J'ai suggéré ailleurs que Laurian, de par son nom, pouvait donc renvoyer au laurier de la vallée du Tempé, au nord de Delphes, dont le centre oraculaire faisait grand usage. Si Laurian meurt à Vatan, ce n'est pas un hasard, c'est que la ville est située au Nord géographique de Neuvy Saint-Sépulchre, représentant donc le pôle , le centre céleste autour duquel s'enroule toute la création - les deux ours qui gardent le corps de Laurian figurant évidemment les deux constellations boréales de La Grande et de la Petite Ourse.

Maintenant, quelle est la signification de ce nom de Vatan ? Stéphane Gendron n'hésite pas à écrire que Vatan « est le grand absent des dictionnaires et études générales de toponymie française. M. de La Tramblais risque un rapprochement avec vastus : le nom de Vatan a la même origine [que Gâtine], locus vastae solitudinis, lit-on dans la Vie de saint Laurian « (LA TRAMBLAIS 1867 : 361). P-ê en effet racine *vast, celle de l'afr. gast « jachère, terre inculte ». (Les Noms de Lieux de l'Indre, p. 30).»

Romain Guignard, dans un ouvrage publié en 1944, Vatan, des origines à nos jours (réédité en 1997 par la librairie Arts et Loisirs d'Issoudun), abonde dans ce sens : « Vastinum (ou Vastinium) est un vocable du bas-latin de la famille de vastum et dont la signification selon le glossaire de Du Cange aurait été : champ sablonneux, stérile, inculte. Sens dérivé de vastum qui porte primitivement une idée de destruction (le sens originel du latin classique vastus est : ravagé, dépeuplé ) et qui se dit des champs que l'on ne cultive pas ; vastum se dit en plus d'une terre destinée au pacage des animaux et, dans les forêts, d'un emplacement à découvert, sans arbre. (pp. 9-10)»

Alors Vatan, terre gaste ? Terre littéralement dévastée ? Philippe Walter, dans son livre Mythologie Chrétienne, Fêtes, Rites et Mythes du Moyen Age (Imago, 2003, 2005), qui montre bien que les vies des saints dissimulent souvent d'anciennes divinités païennes, présente ainsi le thème de la terre gaste :

« La malédiction de la terre gaste (dévastée par une stérilité mystérieuse ou une calamité divine) hante l'ensemble de la légende du Graal. Elle se rattache à un vieux mythe saisonnier que l'analyse des rites et du mythe des Rogations permet de mieux comprendre. A l'instar d'Indra, il appartenait à Perceval d'assumer le rôle du héros civilisateur permattant au monde d'échapper à la fatalité d'une terre gaste, dans toute l'acception symbolique du mot.
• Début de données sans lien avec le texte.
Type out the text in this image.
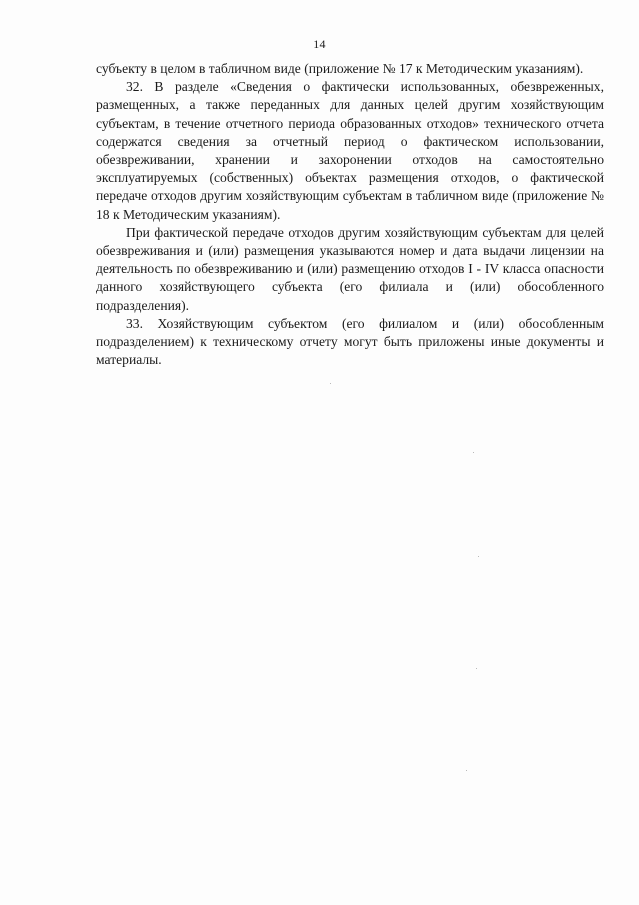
14

субъекту в целом в табличном виде (приложение № 17 к Методическим указаниям).

32. В разделе «Сведения о фактически использованных, обезвреженных, размещенных, а также переданных для данных целей другим хозяйствующим субъектам, в течение отчетного периода образованных отходов» технического отчета содержатся сведения за отчетный период о фактическом использовании, обезвреживании, хранении и захоронении отходов на самостоятельно эксплуатируемых (собственных) объектах размещения отходов, о фактической передаче отходов другим хозяйствующим субъектам в табличном виде (приложение № 18 к Методическим указаниям).

При фактической передаче отходов другим хозяйствующим субъектам для целей обезвреживания и (или) размещения указываются номер и дата выдачи лицензии на деятельность по обезвреживанию и (или) размещению отходов I - IV класса опасности данного хозяйствующего субъекта (его филиала и (или) обособленного подразделения).

33. Хозяйствующим субъектом (его филиалом и (или) обособленным подразделением) к техническому отчету могут быть приложены иные документы и материалы.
Dans les textes hindous, en effet, c'est Indra, le grand héros, qui transperce le dragon retenant les eaux prisonnières et qui creuse le lit des rivières apportant l'eau à tous les humains. »
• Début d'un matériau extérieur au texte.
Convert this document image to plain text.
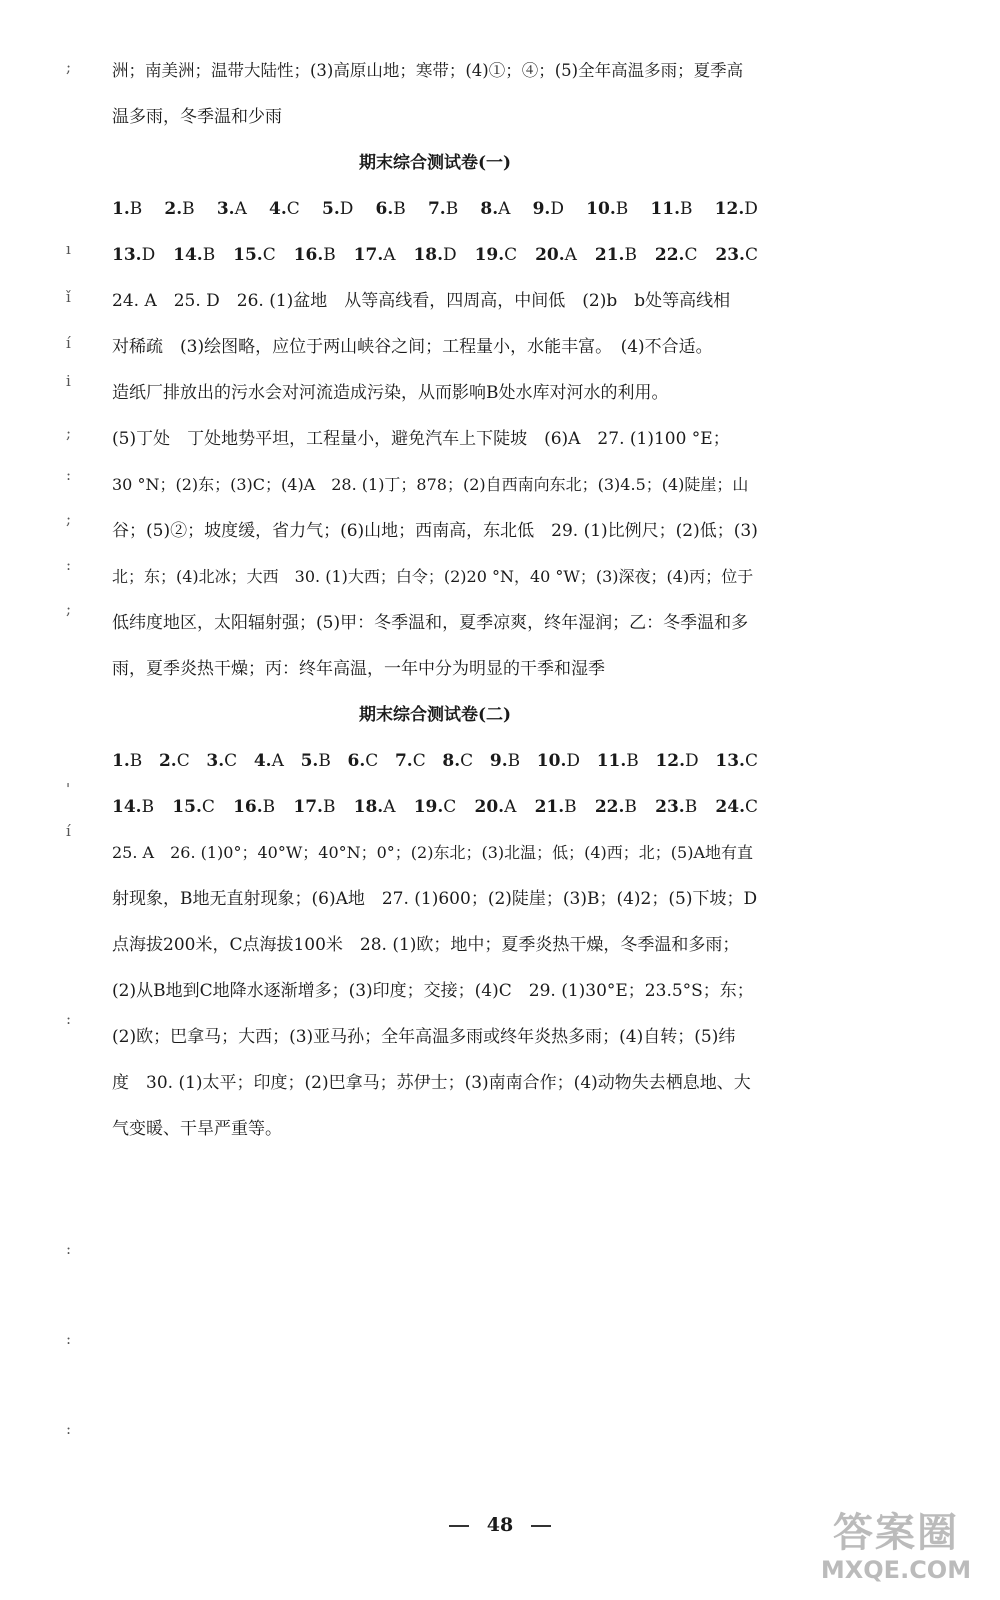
;
ı
ǐ
í
i
;
:
;
:
;
'
í
:
:
:
:
洲；南美洲；温带大陆性；(3)高原山地；寒带；(4)①；④；(5)全年高温多雨；夏季高
温多雨，冬季温和少雨
期末综合测试卷(一)
1.B 2.B 3.A 4.C 5.D 6.B 7.B 8.A 9.D 10.B 11.B 12.D
13.D 14.B 15.C 16.B 17.A 18.D 19.C 20.A 21.B 22.C 23.C
24. A　25. D　26. (1)盆地　从等高线看，四周高，中间低　(2)b　b处等高线相
对稀疏　(3)绘图略，应位于两山峡谷之间；工程量小，水能丰富。　(4)不合适。
造纸厂排放出的污水会对河流造成污染，从而影响B处水库对河水的利用。
(5)丁处　丁处地势平坦，工程量小，避免汽车上下陡坡　(6)A　27. (1)100 °E；
30 °N；(2)东；(3)C；(4)A　28. (1)丁；878；(2)自西南向东北；(3)4.5；(4)陡崖；山
谷；(5)②；坡度缓，省力气；(6)山地；西南高，东北低　29. (1)比例尺；(2)低；(3)
北；东；(4)北冰；大西　30. (1)大西；白令；(2)20 °N，40 °W；(3)深夜；(4)丙；位于
低纬度地区，太阳辐射强；(5)甲：冬季温和，夏季凉爽，终年湿润；乙：冬季温和多
雨，夏季炎热干燥；丙：终年高温，一年中分为明显的干季和湿季
期末综合测试卷(二)
1.B 2.C 3.C 4.A 5.B 6.C 7.C 8.C 9.B 10.D 11.B 12.D 13.C
14.B 15.C 16.B 17.B 18.A 19.C 20.A 21.B 22.B 23.B 24.C
25. A　26. (1)0°；40°W；40°N；0°；(2)东北；(3)北温；低；(4)西；北；(5)A地有直
射现象，B地无直射现象；(6)A地　27. (1)600；(2)陡崖；(3)B；(4)2；(5)下坡；D
点海拔200米，C点海拔100米　28. (1)欧；地中；夏季炎热干燥，冬季温和多雨；
(2)从B地到C地降水逐渐增多；(3)印度；交接；(4)C　29. (1)30°E；23.5°S；东；
(2)欧；巴拿马；大西；(3)亚马孙；全年高温多雨或终年炎热多雨；(4)自转；(5)纬
度　30. (1)太平；印度；(2)巴拿马；苏伊士；(3)南南合作；(4)动物失去栖息地、大
气变暖、干旱严重等。
48	答案圈
MXQE.COM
Or l'eau est un élément important de la Vie de saint Laurian, car le lieu du martyre est situé au voisinage d'une fontaine. D'ailleurs le saint aurait pris le soin d'y laver sa tête avant de la remettre à ses bourreaux. Vatan est par ailleurs arrosé par deux ruisseaux confluant juste à sa sortie nord, dont le plus important, le Pozon, prend sa source à 4 km environ, à la Fontaine aux Pélerins, sur la commune de la Chapelle Saint-Laurian. Il est intéressant également de lire ce qu'écrivait dans son Mémoire de 1803 le préfet Dalphonse sur la cité de Vatan :

« Cette ville est située dans une vaste plaine et dans une espèce d'enfoncement. La route de Paris à Toulouse la traverse et donne de l'activité et de l'aisance à ses habitants. L'eau y est presque partout à fleur de terre, les maisons y sont extrêmement humides ; dans plusieurs la fontaine est à côté du foyer et dans presque aucune il n'y a de cave par impossibilité d'en établir. Cette abondance d'eau avait fait penser que cette ville était construite sur un vaste étang desséché, son nom l'indique assez mais cette abondance d'eau peut bien provenir aussi de ce que la ville est dominée par des terres calcaires qui rejettent sur elle les eaux qu'elles n'absorbent pas. » (cité par R. Guignard, p.151).

Je ne sais ce qu'il en est aujourd'hui de l'humidité des maisons mais il me paraît clair que Laurian a pris le rôle dévolu à Indra dans le mythe hindou : le passage suivant, cité par Ph. Walter, fait écho à la description du préfet : « Indra a fécondé les jeunes filles et elles se réjouissaient comme des sources qui viennent tout juste de jaillir à travers le sol ; les jeunes épouses respectables qui languissaient peu à peu, il les a fécondées. Il a satisfait la soif des prairies et des champs altérés. »

 

Selon Ph. Walter, c'est le même dragon tué par Indra qui « est porté en procession au Moyen Age pendant les Rogations sous des noms divers : la gargouille de Rouen (tuée par saint Romain), le graoulli messin, la chair-salée de Troyes, la drée de Montlhéry et bien d'autres encore. C'est ce même dragon avaleur des eaux, l'une des formes multiples du dieu préchrétien, que l'Eglise cherchait à exorciser lors des Rogations afin de contenir un imaginaire de la fécondité vis-à-vis duquel elle se sentait démunie. Dans le christianisme médiéval, le héros tueur de monstre est souvent un évêque (...) »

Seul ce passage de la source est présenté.